Sunday, December 1, 2013

Read Alouds, Currently, and a Sale!

My thought was about posting about read-alouds today.  And then, as I read other blog posts, I realized I had forgotten about two things.  Two important things!  The TpT cyber sale, which is a great time to buy everything that's on your wishlist.  Everything in my store is on sale for 20% off.  Plus if you use the promo code: Cyber (remember to do this -  I forgot the last time - you'll get an additional 10% off, resulting in a whopping 28% off.)  That's nice!


And then I also forgot that today is the first day of December.  Which means my brother and my nephew have birthdays tomorrow!  And that it's time for Farley's Currently:
I'm loving that the house is pretty quiet right now.  My husband is driving my one daughter to the train station, my son is hanging out, and after all the commotion of the last few days, I'm enjoying the peace and quiet.  I think we sometimes forgot to slow down and breathe, just breathe.  I know I do!

Thanksgiving ranks up there in holidays for me.  It's great family time, there's little pressure to do anything except eat, talk, and enjoy ourselves.  And I love to cook many of the family favorites that were my favorites when I was a kid.  Plus, I love to try out a couple of new things - this year it was a sweet potato and pear casserole and a new cranberry dish.  Both turned out pretty nicely.

We're downsizing - totally unexpectedly - this was something we thought we'd do five to ten years from now, but a wonderful house came up on the market and we decided to go for it.  Last weekend, we raked leaves at our current house and then raked at the new place (they're only 1/2 mile apart.)  But that's going to get old soon.  Real soon.  Especially when we have to start shoveling snow.  Our house has only been on the market for two weeks, and this week was Thanksgiving, so I need to be patient.  But I'd love for someone with kids to get excited by what this house has to offer.

Still working on and making minor changes to a plan for one of my classes.  Rotating kids through stations seems to work for them.  I just need to make sure I carve out the time to fit everything in.  And the one thing I've fallen down on with them is read aloud.  Can't do that!  They need to hear books come to life!
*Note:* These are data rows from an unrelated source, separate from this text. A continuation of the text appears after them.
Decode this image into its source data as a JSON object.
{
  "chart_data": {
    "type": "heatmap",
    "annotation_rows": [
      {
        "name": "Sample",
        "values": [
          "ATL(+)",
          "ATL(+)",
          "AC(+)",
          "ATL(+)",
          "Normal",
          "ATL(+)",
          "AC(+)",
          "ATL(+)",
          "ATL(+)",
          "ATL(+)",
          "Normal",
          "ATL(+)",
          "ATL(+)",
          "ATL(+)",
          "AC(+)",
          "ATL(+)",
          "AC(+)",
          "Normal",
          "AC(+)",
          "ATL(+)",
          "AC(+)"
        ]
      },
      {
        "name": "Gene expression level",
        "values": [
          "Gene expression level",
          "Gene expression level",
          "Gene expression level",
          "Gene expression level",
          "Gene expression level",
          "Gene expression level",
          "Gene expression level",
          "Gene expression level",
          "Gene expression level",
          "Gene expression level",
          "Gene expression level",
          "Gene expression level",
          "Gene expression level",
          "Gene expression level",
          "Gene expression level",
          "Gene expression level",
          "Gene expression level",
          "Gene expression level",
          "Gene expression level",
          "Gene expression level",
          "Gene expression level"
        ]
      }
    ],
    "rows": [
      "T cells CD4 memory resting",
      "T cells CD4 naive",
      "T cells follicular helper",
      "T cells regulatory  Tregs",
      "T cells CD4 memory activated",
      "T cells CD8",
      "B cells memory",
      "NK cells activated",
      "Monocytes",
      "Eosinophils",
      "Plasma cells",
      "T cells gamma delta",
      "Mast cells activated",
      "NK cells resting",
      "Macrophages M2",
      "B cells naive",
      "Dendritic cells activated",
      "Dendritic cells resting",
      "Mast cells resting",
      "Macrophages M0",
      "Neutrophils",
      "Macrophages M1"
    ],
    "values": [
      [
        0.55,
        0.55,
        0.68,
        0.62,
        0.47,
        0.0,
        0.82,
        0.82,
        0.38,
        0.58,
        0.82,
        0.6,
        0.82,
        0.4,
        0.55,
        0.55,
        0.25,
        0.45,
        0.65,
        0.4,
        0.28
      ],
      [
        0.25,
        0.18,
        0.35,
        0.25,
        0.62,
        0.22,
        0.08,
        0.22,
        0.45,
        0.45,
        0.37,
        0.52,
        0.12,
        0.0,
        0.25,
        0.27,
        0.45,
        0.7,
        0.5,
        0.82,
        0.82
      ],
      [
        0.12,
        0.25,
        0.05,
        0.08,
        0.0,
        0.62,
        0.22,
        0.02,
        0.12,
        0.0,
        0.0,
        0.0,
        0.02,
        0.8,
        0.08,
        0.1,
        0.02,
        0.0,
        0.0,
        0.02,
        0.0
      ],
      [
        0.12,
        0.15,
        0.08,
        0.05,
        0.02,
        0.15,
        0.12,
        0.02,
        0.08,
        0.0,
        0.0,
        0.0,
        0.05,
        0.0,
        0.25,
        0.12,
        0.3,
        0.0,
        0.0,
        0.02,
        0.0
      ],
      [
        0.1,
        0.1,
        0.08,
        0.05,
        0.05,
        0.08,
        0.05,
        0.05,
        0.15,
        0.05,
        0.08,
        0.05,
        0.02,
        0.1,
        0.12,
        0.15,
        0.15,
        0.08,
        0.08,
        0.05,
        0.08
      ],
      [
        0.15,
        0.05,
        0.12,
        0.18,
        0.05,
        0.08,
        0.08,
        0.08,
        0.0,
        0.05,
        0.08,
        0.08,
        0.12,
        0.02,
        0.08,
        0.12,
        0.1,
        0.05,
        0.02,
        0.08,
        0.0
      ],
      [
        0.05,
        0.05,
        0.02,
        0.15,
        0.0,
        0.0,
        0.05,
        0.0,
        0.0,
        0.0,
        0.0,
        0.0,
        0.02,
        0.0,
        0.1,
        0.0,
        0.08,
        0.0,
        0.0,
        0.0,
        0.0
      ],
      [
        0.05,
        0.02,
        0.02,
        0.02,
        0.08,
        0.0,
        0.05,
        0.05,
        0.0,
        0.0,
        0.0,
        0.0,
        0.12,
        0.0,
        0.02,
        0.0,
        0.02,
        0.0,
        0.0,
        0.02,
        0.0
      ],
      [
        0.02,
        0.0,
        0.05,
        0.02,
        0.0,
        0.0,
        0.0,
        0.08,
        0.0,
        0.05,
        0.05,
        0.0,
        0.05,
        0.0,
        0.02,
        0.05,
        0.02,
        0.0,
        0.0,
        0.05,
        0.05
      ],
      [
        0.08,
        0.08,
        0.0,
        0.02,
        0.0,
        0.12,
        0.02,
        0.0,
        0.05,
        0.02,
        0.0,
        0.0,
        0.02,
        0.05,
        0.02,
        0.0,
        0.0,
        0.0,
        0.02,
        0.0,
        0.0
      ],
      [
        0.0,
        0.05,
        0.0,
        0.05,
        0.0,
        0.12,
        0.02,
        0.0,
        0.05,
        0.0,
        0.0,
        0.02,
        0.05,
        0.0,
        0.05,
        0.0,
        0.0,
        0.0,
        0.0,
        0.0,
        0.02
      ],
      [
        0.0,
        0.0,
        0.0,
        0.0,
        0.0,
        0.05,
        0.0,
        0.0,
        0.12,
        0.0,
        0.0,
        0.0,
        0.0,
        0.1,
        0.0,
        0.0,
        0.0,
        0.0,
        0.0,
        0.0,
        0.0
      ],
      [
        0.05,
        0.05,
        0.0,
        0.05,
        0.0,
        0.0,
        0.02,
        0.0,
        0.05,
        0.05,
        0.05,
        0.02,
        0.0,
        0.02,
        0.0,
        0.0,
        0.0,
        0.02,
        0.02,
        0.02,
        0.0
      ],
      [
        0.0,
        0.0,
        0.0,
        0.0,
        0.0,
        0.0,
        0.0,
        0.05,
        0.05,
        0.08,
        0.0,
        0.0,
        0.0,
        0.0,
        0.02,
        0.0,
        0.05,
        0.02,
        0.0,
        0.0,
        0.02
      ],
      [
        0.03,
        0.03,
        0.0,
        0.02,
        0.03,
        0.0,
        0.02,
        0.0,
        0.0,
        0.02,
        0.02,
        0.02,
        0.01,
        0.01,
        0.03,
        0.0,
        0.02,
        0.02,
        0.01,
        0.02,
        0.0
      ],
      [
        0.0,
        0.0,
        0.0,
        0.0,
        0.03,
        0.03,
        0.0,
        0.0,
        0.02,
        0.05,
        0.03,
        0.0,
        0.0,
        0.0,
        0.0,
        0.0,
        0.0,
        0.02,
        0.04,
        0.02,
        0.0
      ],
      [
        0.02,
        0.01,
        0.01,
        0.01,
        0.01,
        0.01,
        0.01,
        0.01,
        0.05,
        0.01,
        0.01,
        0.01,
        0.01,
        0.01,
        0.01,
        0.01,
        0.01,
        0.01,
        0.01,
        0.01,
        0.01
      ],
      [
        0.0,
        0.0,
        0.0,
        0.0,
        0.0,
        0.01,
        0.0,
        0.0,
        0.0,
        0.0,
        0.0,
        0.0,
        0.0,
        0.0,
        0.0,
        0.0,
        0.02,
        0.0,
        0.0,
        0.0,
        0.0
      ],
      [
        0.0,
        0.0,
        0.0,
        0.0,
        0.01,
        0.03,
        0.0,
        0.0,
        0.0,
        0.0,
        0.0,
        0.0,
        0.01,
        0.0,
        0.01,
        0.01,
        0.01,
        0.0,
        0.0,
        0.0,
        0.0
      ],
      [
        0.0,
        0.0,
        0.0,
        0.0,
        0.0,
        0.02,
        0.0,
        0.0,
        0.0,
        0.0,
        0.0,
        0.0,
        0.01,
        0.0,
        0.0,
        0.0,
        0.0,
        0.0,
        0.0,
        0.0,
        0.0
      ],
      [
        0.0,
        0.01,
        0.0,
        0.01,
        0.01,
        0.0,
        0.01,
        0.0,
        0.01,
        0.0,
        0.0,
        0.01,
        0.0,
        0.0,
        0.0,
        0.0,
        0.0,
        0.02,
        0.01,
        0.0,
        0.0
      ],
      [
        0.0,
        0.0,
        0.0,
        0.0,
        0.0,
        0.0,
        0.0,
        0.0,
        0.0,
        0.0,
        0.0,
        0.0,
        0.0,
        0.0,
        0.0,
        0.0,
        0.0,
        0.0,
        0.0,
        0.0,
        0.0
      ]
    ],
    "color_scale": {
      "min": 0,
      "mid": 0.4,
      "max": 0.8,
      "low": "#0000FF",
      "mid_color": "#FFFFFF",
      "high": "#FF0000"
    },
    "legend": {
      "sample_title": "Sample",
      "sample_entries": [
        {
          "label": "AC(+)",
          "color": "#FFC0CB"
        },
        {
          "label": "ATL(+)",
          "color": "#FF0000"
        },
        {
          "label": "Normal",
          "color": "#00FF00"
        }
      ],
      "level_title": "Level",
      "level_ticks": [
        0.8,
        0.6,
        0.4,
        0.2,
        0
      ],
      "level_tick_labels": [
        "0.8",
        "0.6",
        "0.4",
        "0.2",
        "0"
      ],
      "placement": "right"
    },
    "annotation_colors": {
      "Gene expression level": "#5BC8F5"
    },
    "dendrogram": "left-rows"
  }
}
With read-aloud in mind, one of my other classes and I just finished reading The Cay. This is a great book for the right group of kids.  It's historical fiction (it takes place during World War II) and it touches on racism on a very personal level.  It's a powerful book and the kids really enjoyed it.  I enjoyed the conversations we had and the wonder they experienced as they heard Phillip's attitude towards Timothy and thought about how times have changed (and in some ways, how they haven't.)  
Now I want to introduce them to a different genre.  One of the students asked if I would read The Hunger Games to them.  Although many of them have already read it, a group of them insisted that they'd love to have it read to them.  So we explored that idea and several other Science Fiction books.  One that I considered (without having read it - not a good idea!) was Ender's Game.  The class voted and the vote was tied.  Twice!
So I told them I'd start reading Ender's Game over the break and make my decision then.  Boy, am I glad I did!  Ender's Game is NOT for 6th graders!   By page 2, I was seeing language I'd have to delete and by the end of the first chapter, he'd nearly killed a kid.  And he was only six at the time.  Yeah, it may be a great book, but it's definitely not meant for upper elementary kids.

I wasn't as into reading it, so I grabbed the other book I'd brought home.  What a great read so far!  The main character is a boy who has Tourette's syndrome, and the book deals with that in a very even-handed way.  He also has an ability to shock people, something he tries hard to control.  Until he meets someone else with unusual abilities.  And discovers that people are looking for him.  Hmmm....will need to finish this one and then maybe throw this into the mix?  Or just read The Hunger Games?                                                                                                                                           No sure.  What do you think?